Clinical description

The age of disease onset is typically in childhood or adolescence with a peak in puberty. PKD is triggered by a sudden movement from rest (such as rising from a chair or starting to walk, or by exercise) and is characterized by brief attacks of dystonia, chorea or athetosis movements preceded by aura (that usually last less than 1 min), without alteration of consciousness. Attacks are often unilateral, but can alternate or be bilateral, and their frequency is variable. Some patients have additional neurologic disorders such as benign familial infantile epilepsy (BFIE) (see this term). Infantile convulsion and choreoathetosis (ICCA; see this term) is considered to be a variable form of PKD.

Etiology

The exact etiology of PKD is still unknown but the PRRT2 (proline-rich transmembrane protein 2) gene (16p11.2) is believed to be the major causative gene. The PRRT2 gene encodes a protein that is hypothesized to interact with the SNAP25 protein which plays a role in presynaptic neurotransmitter release. It has been postulated that mutations in PRRT2 lead to a reduction of SNAP25 resulting in the dysregulation of neurotransmitter release, thus causing the symptoms seen in PKD.

Diagnostic methods

The clinical diagnosis of PKD relies on the following proposed criteria: (1) identification of kinesigenic trigger of the attacks; (2) short duration of attacks (<1min); (3) no loss of consciousness or pain during attacks; (4) exclusion of other organic diseases and normal neurologic examination in the case of primary PKD; (5) control of attacks with phenytoin or carbamazepine, if attempted; and (6) age of onset between 1 year and 20 years, if no family history of PKD. Moreover, molecular genetic screening of the PRRT2 gene may help to confirm the diagnosis.

Differential diagnosis

The differential diagnosis of PKD includes paroxysmal non-kinesigenic dyskinesia, juvenile myoclonic epilepsy, hyperekplexia, episodic ataxia, autosomal dominant nocturnal frontal lobe epilepsy, encephalopathy due to GLUT1 deficiency (see these terms) and shuddering attacks.

Genetic counseling

More than 60% of the patients with PKD have a family history of a similar disorder.
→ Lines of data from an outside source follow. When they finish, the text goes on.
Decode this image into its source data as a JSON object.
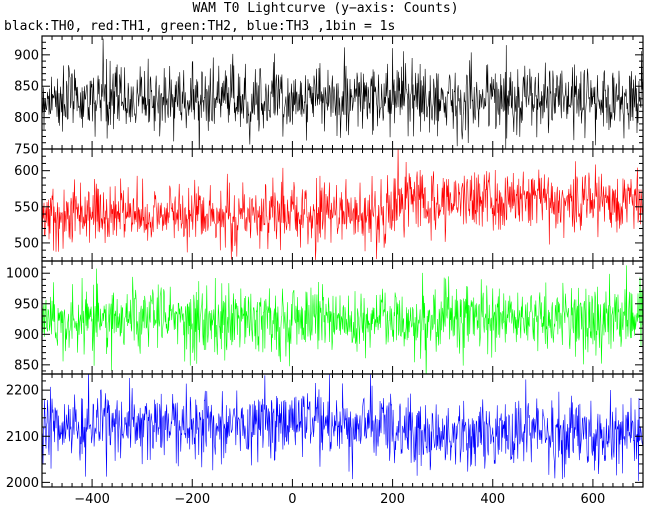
{
  "title": "WAM T0 Lightcurve (y−axis: Counts)",
  "subtitle": "black:TH0, red:TH1, green:TH2, blue:TH3 ,1bin = 1s",
  "chart_data": {
    "type": "line",
    "xlim": [
      -500,
      700
    ],
    "x_ticks": [
      -400,
      -200,
      0,
      200,
      400,
      600
    ],
    "x_minor_step": 20,
    "bin_seconds": 1,
    "grid": false,
    "panels": [
      {
        "series_name": "TH0",
        "color": "#000000",
        "ylim": [
          750,
          930
        ],
        "y_ticks": [
          750,
          800,
          850,
          900
        ],
        "y_minor_step": 10,
        "mean": 830,
        "std": 27,
        "segments": [
          {
            "x_start": -500,
            "x_end": 700,
            "level": 830
          }
        ]
      },
      {
        "series_name": "TH1",
        "color": "#ff0000",
        "ylim": [
          475,
          630
        ],
        "y_ticks": [
          500,
          550,
          600
        ],
        "y_minor_step": 10,
        "std": 22,
        "segments": [
          {
            "x_start": -500,
            "x_end": 200,
            "level": 540
          },
          {
            "x_start": 200,
            "x_end": 700,
            "level": 560
          }
        ]
      },
      {
        "series_name": "TH2",
        "color": "#00ff00",
        "ylim": [
          835,
          1020
        ],
        "y_ticks": [
          850,
          900,
          950,
          1000
        ],
        "y_minor_step": 10,
        "mean": 925,
        "std": 28,
        "segments": [
          {
            "x_start": -500,
            "x_end": 700,
            "level": 925
          }
        ]
      },
      {
        "series_name": "TH3",
        "color": "#0000ff",
        "ylim": [
          1990,
          2235
        ],
        "y_ticks": [
          2000,
          2100,
          2200
        ],
        "y_minor_step": 20,
        "std": 38,
        "segments": [
          {
            "x_start": -500,
            "x_end": 200,
            "level": 2125
          },
          {
            "x_start": 200,
            "x_end": 700,
            "level": 2105
          }
        ]
      }
    ]
  }
}
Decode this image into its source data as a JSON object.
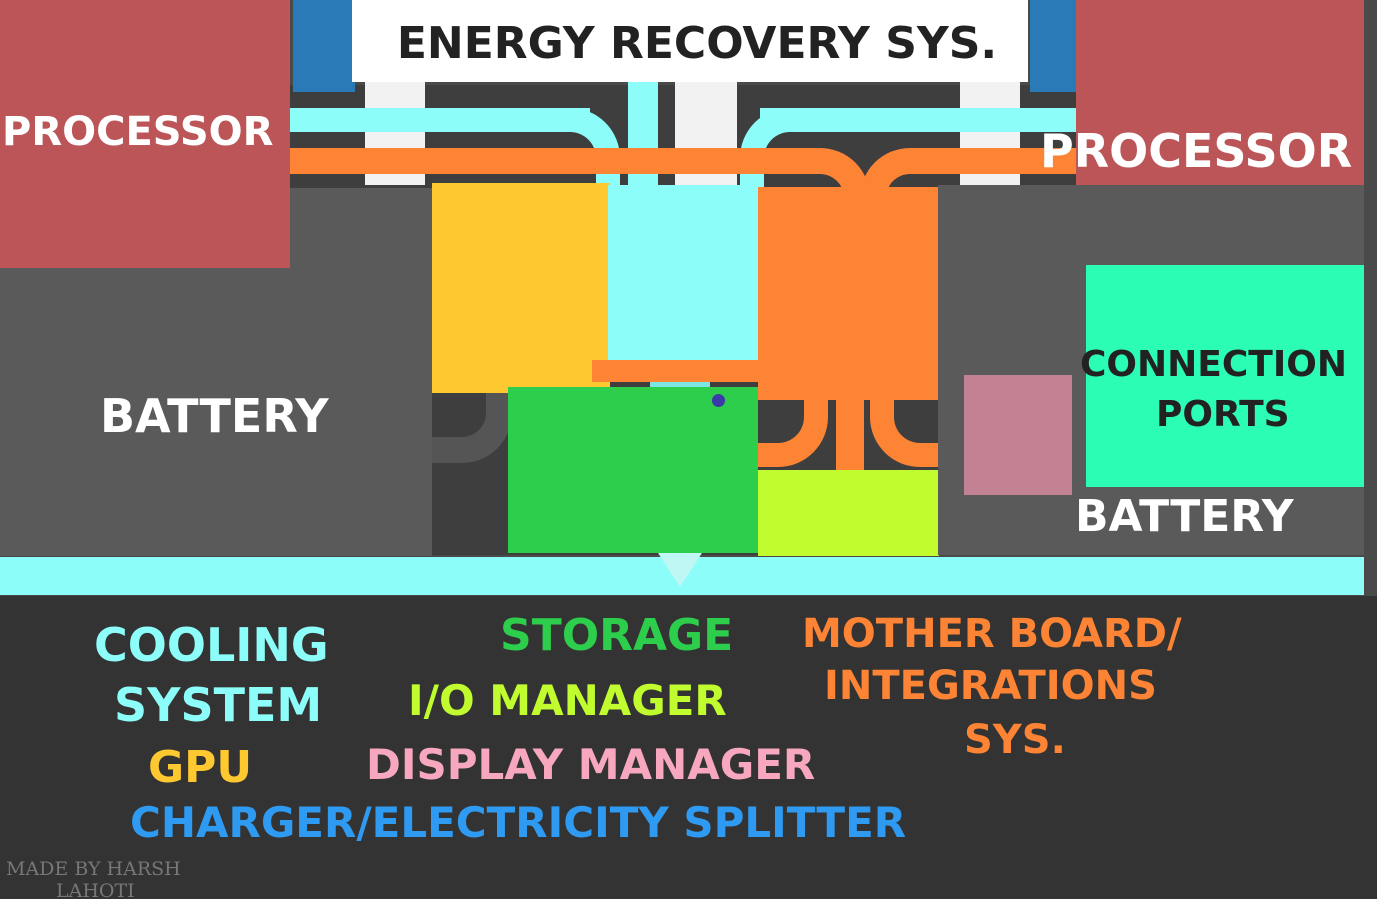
{
  "title": "ENERGY RECOVERY SYS.",
  "blocks": {
    "processor_left": "PROCESSOR",
    "processor_right": "PROCESSOR",
    "battery_left": "BATTERY",
    "battery_right": "BATTERY",
    "connection_ports_line1": "CONNECTION",
    "connection_ports_line2": "PORTS"
  },
  "legend": {
    "cooling_line1": "COOLING",
    "cooling_line2": "SYSTEM",
    "storage": "STORAGE",
    "io_manager": "I/O MANAGER",
    "motherboard_line1": "MOTHER BOARD/",
    "motherboard_line2": "INTEGRATIONS",
    "motherboard_line3": "SYS.",
    "gpu": "GPU",
    "display_manager": "DISPLAY MANAGER",
    "charger": "CHARGER/ELECTRICITY SPLITTER",
    "credit_line1": "MADE BY HARSH",
    "credit_line2": "LAHOTI"
  },
  "colors": {
    "processor": "#bc5558",
    "battery": "#5a5a5a",
    "gpu": "#fec930",
    "cooling": "#8cfdf8",
    "motherboard": "#fd8434",
    "storage": "#2ece4d",
    "io_manager": "#c1fd2e",
    "display_manager": "#c38293",
    "connection_ports": "#2cfdb5",
    "charger": "#2a7ab8",
    "legend_bg": "#333333"
  }
}
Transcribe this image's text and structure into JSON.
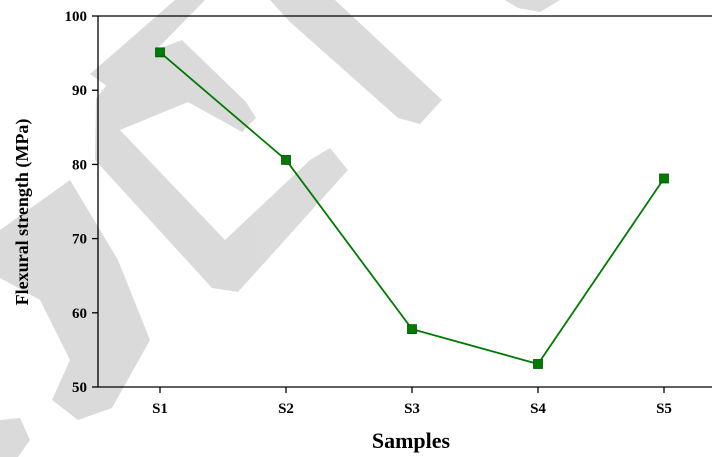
{
  "chart_data": {
    "type": "line",
    "title": "",
    "xlabel": "Samples",
    "ylabel": "Flexural strength (MPa)",
    "categories": [
      "S1",
      "S2",
      "S3",
      "S4",
      "S5"
    ],
    "series": [
      {
        "values": [
          95.1,
          80.6,
          57.8,
          53.1,
          78.1
        ]
      }
    ],
    "ylim": [
      50,
      100
    ],
    "yticks": [
      50,
      60,
      70,
      80,
      90,
      100
    ],
    "grid": false,
    "colors": {
      "series": "#007a00",
      "marker": "#007a00",
      "axis": "#000000",
      "watermark": "#d9d9d9"
    }
  }
}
PKD is mainly a familial disorder with autosomal dominant inheritance and incomplete penetrance, but sporadic cases occur. Individuals with onset before 20 years of age, and having a positive family history, should be screened for PRRT2 mutations.

Management and treatment

Attacks are suppressed or dramatically reduced by low-dose anticonvulsant medication such as carbamazepine or phenytoin. Moreover, treatment based on caffeine citrate, that may help to reduce the severity and frequency of attacks, has been described in a single case report.

Prognosis

The prognosis of PKD is usually favorable, with improvement of the attacks and even remission in adulthood. A gender difference in prognosis is also observed, with woman having a better prognosis and a higher chance of complete remission. An improvement of attacks can also be observed during pregnancy.